The Program for Research on Black Americans is a leader in creating new and innovative research methods in African American communities. Some examples:

During its landmark National Survey of Black Americans, PRBA used a sampling technique that, for the first time, made all African American households -- even African Americans living in areas with a small population of blacks -- eligible to participate in a national survey, thus providing the first truly representative look at Black America. This technique is called the wide area sampling procedure.

PRBA developed a national probability sample to help investigators gather information from three generations within the same family. This has added exciting dimensions to research on the transmission of values in African American families.

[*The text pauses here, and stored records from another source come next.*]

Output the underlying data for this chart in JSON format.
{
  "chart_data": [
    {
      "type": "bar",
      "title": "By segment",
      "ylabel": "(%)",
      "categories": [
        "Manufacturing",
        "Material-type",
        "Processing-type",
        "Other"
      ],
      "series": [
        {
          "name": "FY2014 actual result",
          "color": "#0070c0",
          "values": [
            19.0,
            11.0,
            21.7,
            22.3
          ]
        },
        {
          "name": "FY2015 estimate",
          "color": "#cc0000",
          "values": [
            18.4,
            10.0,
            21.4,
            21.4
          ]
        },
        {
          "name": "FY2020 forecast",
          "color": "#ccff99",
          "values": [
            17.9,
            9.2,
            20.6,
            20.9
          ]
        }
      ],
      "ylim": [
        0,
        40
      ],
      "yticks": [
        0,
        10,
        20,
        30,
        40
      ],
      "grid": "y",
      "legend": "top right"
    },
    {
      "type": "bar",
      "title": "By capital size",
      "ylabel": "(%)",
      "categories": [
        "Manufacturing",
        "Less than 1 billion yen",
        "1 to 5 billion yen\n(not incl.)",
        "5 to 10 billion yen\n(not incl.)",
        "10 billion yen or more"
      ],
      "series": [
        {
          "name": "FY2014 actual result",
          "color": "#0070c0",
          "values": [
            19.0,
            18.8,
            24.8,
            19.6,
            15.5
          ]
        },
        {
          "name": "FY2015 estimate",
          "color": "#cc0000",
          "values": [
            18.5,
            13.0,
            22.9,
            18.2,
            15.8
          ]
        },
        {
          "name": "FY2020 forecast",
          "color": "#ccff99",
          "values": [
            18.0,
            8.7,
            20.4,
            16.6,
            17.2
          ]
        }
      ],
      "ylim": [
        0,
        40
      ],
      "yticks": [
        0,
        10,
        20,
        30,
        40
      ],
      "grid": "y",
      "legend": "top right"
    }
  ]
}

Since words often have different meanings among racial groups, PRBA conducted over a dozen focus groups over the course of a year before carefully selecting the language that would be used in the questionnaires for the National Survey on Black Americans. This same approach was used in PRBA's research involving children and adolescents, where researchers carefully looked at the different meanings words may have among different age, race and gender groups, and in PRBA's mental health research which incorporated information gleaned from focus groups with African American adults exploring how African Americans think of and describe emotional and mental health concerns.

PRBA has brought together the foremost research tools to probe issues in African American mental health research. Chart reviews have complemented patient and clinician interviews, which have been combined with sophisticated experimental techniques. The final result: a more comprehensive approach to African American mental health research.